The Board rejected the conclusions of Dr. Layman on three grounds. First, it held that it was “far from clear exactly what portion of claimant’s cervical problems were caused by the 1976 injury.” Second, because Dr. Layman has only treated claimant since November, 1980, the Board concluded he could not state whether she is worse than in March, 1980. Third, the Board noted an alleged inconsistency between Dr. Layman’s reports and reports of the psychiatrists and psychologists which stated that it is not possible objectively to verify claimant’s subjective complaints and that claimant’s personality seems to result in some exaggeration of those complaints. On de novo review, we do not agree that the reasons given by the Board justify giving Dr. Layman’s opinion no weight.

It is not necessary for a claimant to establish “exactly what portion” of her condition is related to the compensable condition. Dr. Layman states that there is no new injury and that claimant continues to suffer from the same compensable injury which is now worse. That is sufficient.

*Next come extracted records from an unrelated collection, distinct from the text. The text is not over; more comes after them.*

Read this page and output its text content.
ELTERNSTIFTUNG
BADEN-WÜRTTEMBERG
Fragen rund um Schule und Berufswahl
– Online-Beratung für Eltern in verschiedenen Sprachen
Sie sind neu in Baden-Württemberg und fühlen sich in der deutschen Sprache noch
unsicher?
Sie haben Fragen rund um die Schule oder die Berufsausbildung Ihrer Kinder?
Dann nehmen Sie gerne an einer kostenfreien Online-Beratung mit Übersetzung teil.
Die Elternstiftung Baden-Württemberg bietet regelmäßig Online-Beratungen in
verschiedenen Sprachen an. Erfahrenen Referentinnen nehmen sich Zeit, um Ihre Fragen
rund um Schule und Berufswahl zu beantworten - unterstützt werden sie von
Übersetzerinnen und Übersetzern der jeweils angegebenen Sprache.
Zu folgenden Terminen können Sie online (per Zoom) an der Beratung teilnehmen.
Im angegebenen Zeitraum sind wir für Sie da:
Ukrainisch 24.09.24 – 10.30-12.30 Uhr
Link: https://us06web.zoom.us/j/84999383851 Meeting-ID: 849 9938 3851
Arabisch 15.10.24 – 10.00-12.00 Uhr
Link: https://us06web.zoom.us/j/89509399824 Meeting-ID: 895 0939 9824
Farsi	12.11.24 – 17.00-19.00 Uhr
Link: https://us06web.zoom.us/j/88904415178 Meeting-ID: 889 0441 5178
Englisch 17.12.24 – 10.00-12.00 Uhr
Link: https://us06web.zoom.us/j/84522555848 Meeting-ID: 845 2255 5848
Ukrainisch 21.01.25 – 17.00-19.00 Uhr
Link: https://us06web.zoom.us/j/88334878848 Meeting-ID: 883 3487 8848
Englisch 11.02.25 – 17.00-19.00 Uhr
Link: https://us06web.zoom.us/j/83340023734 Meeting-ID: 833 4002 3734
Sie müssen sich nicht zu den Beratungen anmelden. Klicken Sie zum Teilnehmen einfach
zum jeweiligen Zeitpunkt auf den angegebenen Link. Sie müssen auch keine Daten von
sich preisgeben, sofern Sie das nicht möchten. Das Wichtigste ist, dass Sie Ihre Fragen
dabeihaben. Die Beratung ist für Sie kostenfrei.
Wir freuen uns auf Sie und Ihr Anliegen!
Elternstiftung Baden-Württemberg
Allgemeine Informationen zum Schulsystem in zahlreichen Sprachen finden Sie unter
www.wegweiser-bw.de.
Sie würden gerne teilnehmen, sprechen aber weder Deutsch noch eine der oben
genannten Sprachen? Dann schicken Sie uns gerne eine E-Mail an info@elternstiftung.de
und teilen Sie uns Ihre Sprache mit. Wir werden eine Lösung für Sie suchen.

Furthermore, doctors who have not seen a claimant for the original claim are often called on to express an opinion based on their knowledge of the claimant as to whether a condition has worsened. Although the fact that a physician does not examine claimant immediately after the original claim may affect the weight which the report is to be given as against the reports of other doctors who did examine her, it cannot be used as a basis for totally discounting that kind of evidence when that is all that is presented. That is particularly true where, as here, Dr. Layman documents a significant worsening of claimant’s condition which occurred during the period of time when he treated claimant.

The Board’s third reason for discounting Dr. Layman’s opinion that psychiatrists and psychologists have noted that claimant has a tendency to exaggerate some of her *264complaints does not persuade us to give Dr. Layman’s opinion no weight. To the contrary, we conclude that his report supports an objective worsening of claimant’s condition related to her work after the last award of compensation.

Reversed; order of referee reinstated.

All of the other medical reports which were submitted by SAIF are those of treating psychiatrists and psychologists. Those reports only document that claimant’s mental condition is medically stable and show little relevance to a claim for physical disability.